O entusiasmo desapareceu, a inovação anda a passo de caracol e, pior do que isso, as marcas parecem mais preocupadas em proteger margens do que em fazer produtos que realmente entusiasmem.
Isso significa que todas as novas gerações temos menos novidades, e mais contenção de custos. De facto, é uma tendência que não é de agora, mas… A IA deu cabo do resto.
Uma Samsung com medo de arriscar?

A Samsung já foi a marca que experimentava tudo. Ecrãs curvos, formatos diferentes, novas tecnologias antes de toda a gente. E de facto, em 2026, eram esperadas algumas mexidas na gama Galaxy S26, com a inclusão de um modelo Pro, e de uma adoção em pleno do modelo Slim.
Mas… Hoje? Joga pelo seguro.
A linha Galaxy S tornou-se previsível, a inovação verdadeira fica quase sempre presa aos modelos Ultra, e mesmo aí já não há grandes saltos. Para agravar o cenário, os rumores de aumentos de preço na próxima geração não ajudam em nada. Subir preços num mercado cansado é tudo menos uma boa ideia.
Uma Apple cada vez mais fechada no seu mundo

A Apple continua a vender como ninguém, mas isso não significa que esteja a empurrar o mercado para a frente.
A grande diferença no iPhone 17 Pro foi… O design traseiro. O smartphone é melhor claro, mas não é de todo uma revolução face aos modelos anteriores. É o que é.
Agora, a ideia de lançar uma geração sem um iPhone base, apostando tudo em modelos mais caros, é um sinal claro de onde está o foco. Menos opções, preços mais altos e um ecossistema cada vez mais fechado sobre si próprio.
Funciona financeiramente, mas empobrece o mercado.
A ASUS a admitir o óbvio!

Quando uma marca como a ASUS decide fazer uma pausa nos smartphones, a mensagem é simples. O mercado está no lodo.
A ASUS nunca foi dominante, mas trouxe diversidade, ideias diferentes e propostas interessantes. Se até marcas deste tipo começam a sair de cena porque não veem retorno, o problema vai ser grave.
A MediaTek a olhar para outro lado!
Talvez o sinal mais preocupante venha da MediaTek.

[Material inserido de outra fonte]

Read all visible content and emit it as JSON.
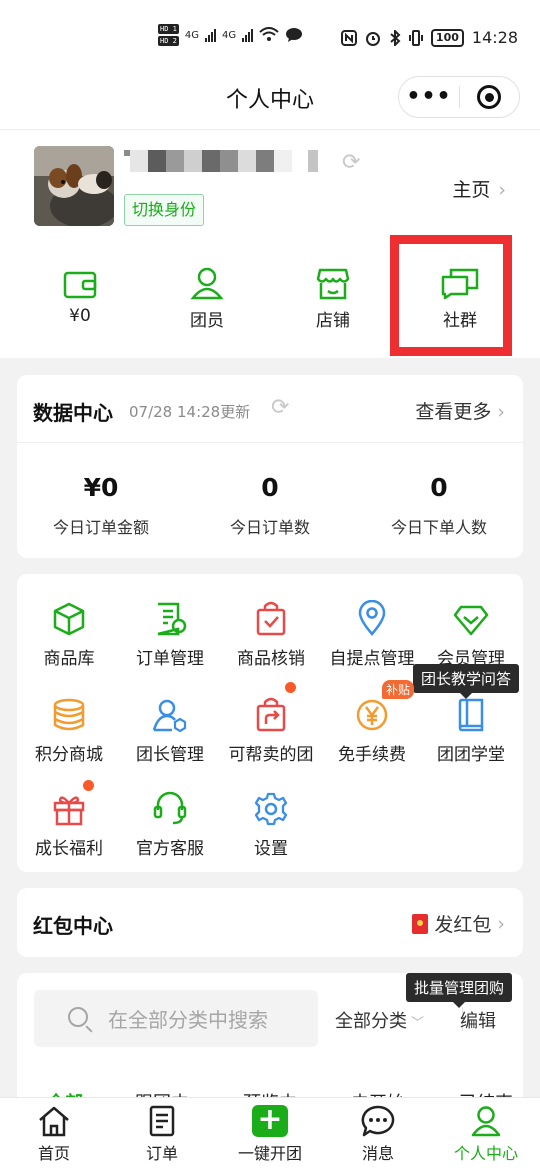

Quando uma empresa começa a desviar recursos dos chips mobile para áreas como IA e automóvel, está a dizer-nos que o futuro já não passa pelos smartphones. Pelo menos não como motor principal de crescimento.
Menos foco nos SoC significa menos competição, menos pressão sobre a Qualcomm e, no fim do dia, produtos menos interessantes para quem compra.
Isto também significa que a Qualcomm pode pedir o dinheiro que quiser, porque fica sem concorrência clara.
Então o que é que vai acontecer a este mercado?
Nada de bom, pelo menos no curto prazo.
Menos marcas, menos risco, menos inovação. Smartphones cada vez mais caros, cada vez mais parecidos entre si, e claro, menos entusiasmantes.
O mercado não vai morrer, claro. Mas vai ficar ainda mais aborrecido, mais fechado e mais previsível.
Quem gosta de tecnologia vai continuar atento. Quem compra por necessidade vai pagar mais. E quem ainda espera um “uau” todos os anos… vai ter de aprender a baixar expectativas. É de facto uma tristeza o que nos espera.